We also want to state clearly that Religious and Moral Education is a means that the Church has used over the years for character formation and transformation in our schools. We, therefore, urge Government not to marginalize the teaching of Religious and Moral Education (RME) in the syllabuses of our Junior and Senior High Schools.
We have observed with great disappointment the marginalization of RME and in some instances its total removal from the proposed curriculum of education and formation of students in our basic and senior high schools. We call on curricula reviewers not to sideline RME in the name of modernization. We ask for a genuine stakeholders’ engagement in the development of a new educational curriculum for our schools.

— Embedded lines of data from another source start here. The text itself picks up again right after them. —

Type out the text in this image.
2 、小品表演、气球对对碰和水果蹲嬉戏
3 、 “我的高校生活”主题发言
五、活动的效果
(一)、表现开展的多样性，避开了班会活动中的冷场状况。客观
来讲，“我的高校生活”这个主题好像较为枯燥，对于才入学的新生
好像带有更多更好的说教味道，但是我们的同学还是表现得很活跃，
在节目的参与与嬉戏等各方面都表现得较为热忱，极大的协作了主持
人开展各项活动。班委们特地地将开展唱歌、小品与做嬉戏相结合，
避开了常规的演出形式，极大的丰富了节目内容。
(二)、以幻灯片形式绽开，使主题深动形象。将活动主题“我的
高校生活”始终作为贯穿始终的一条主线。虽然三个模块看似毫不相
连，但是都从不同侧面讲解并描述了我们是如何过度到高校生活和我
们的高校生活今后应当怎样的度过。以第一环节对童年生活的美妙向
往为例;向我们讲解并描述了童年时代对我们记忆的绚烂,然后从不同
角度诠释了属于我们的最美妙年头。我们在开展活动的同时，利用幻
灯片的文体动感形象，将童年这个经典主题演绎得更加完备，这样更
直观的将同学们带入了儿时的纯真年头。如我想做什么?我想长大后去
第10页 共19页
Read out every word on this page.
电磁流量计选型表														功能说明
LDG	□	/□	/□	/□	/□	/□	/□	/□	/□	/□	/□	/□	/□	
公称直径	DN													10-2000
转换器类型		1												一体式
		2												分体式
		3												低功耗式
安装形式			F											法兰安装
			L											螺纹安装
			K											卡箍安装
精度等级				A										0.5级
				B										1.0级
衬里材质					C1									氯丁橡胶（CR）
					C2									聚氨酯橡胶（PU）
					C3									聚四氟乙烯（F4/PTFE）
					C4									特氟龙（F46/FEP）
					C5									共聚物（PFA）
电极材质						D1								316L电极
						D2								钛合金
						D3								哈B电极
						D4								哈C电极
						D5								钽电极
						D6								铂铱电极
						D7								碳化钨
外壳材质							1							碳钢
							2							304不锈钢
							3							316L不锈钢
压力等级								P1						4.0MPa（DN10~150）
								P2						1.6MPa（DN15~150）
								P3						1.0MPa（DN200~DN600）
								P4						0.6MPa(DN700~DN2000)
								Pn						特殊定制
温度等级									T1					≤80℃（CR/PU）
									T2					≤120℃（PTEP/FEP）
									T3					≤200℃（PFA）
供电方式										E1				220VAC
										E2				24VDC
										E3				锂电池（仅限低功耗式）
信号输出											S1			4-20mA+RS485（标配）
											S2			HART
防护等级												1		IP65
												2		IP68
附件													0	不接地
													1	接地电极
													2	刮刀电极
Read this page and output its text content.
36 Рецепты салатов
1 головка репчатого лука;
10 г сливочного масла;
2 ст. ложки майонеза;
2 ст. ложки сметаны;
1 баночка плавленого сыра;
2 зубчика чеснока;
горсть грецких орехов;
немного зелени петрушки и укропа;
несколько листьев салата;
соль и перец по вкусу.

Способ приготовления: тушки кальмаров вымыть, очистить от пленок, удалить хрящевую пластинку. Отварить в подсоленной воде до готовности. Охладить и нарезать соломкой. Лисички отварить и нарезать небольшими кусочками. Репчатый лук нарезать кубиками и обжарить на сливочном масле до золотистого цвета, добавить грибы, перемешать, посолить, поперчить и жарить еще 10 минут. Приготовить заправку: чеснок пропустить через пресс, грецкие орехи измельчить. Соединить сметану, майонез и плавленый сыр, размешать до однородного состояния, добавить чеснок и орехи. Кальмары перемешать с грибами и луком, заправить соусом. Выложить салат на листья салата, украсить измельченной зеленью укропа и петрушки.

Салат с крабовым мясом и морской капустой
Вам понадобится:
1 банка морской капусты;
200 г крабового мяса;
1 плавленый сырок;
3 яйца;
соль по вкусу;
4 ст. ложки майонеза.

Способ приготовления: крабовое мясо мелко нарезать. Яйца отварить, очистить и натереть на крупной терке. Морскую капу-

We are very much concerned about the existence and emergence of many political vigilante groups in our country. These groups act with impunity and in disregard of the rule of law. They destroy property, terrorize and harm people perceived to be in the opposing camp. Over the years, it is becoming clear that Government and the Security Agencies seem helpless when it comes to addressing the issue of political vigilantism. We condemn in no uncertain terms all forms of vigilantism and appeal to Government to take the necessary steps to immediately outlaw all these groups.
Conclusion “Finally, brothers and sisters, whatever is true, whatever is honourable, whatever is just, whatever is pure, whatever is lovely, whatever is gracious, if there is any excellence and if there is anything worthy of praise, think about these things’. (Philippians 4:8). May Mary Our Lady of Calvary intercede for us. Amen.